Quali sono i principali tipi di metodi contraccettivi? 

La contraccezione è l’insieme di metodi e strumenti per impedire il concepimento. Esistono almeno cinque categorie: metodi barriera (come i preservativi maschili e femminili), metodi ormonali (come la pillola o l’anello vaginale), metodi a lungo termine (come la spirale), metodi naturali e la contraccezione di emergenza. La scelta del metodo più adatto spetta al medico, tenendo conto delle esigenze e della storia clinica della persona.

Come si possono prevenire le infezioni sessualmente trasmissibili (IST)? 

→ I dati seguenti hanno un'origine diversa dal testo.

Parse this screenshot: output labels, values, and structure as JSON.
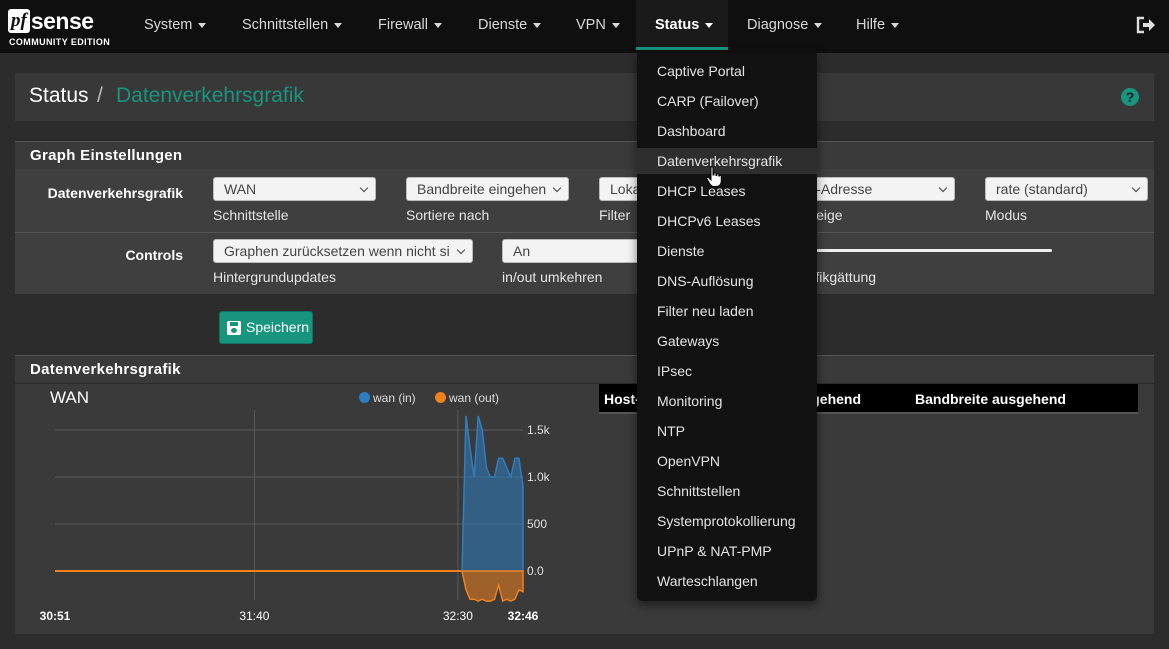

La prevenzione passa innanzitutto attraverso il praticare sempre sesso protetto, utilizzando preservativo o dental dam in caso di rapporti occasionali. È fondamentale sottoporsi ai test per le IST e attendere i risultati prima di nuovi rapporti con partner sconosciuti. Altre misure includono evitare la promiscuità sessuale e vaccinarsi contro le infezioni per le quali esiste un vaccino, come HPV ed epatite B.

Quali stili di vita promuovono la fertilità? 

Uno stile di vita sano è cruciale, poiché i piccoli gesti quotidiani fanno la differenza. I principi includono il non fumare e il non abusare di bevande alcoliche, poiché le sostanze in esse contenute riducono la qualità dei gameti. È essenziale anche mantenere il peso corporeo sotto controllo, seguire una dieta sana e bilanciata, gestire lo stress e dormire a sufficienza.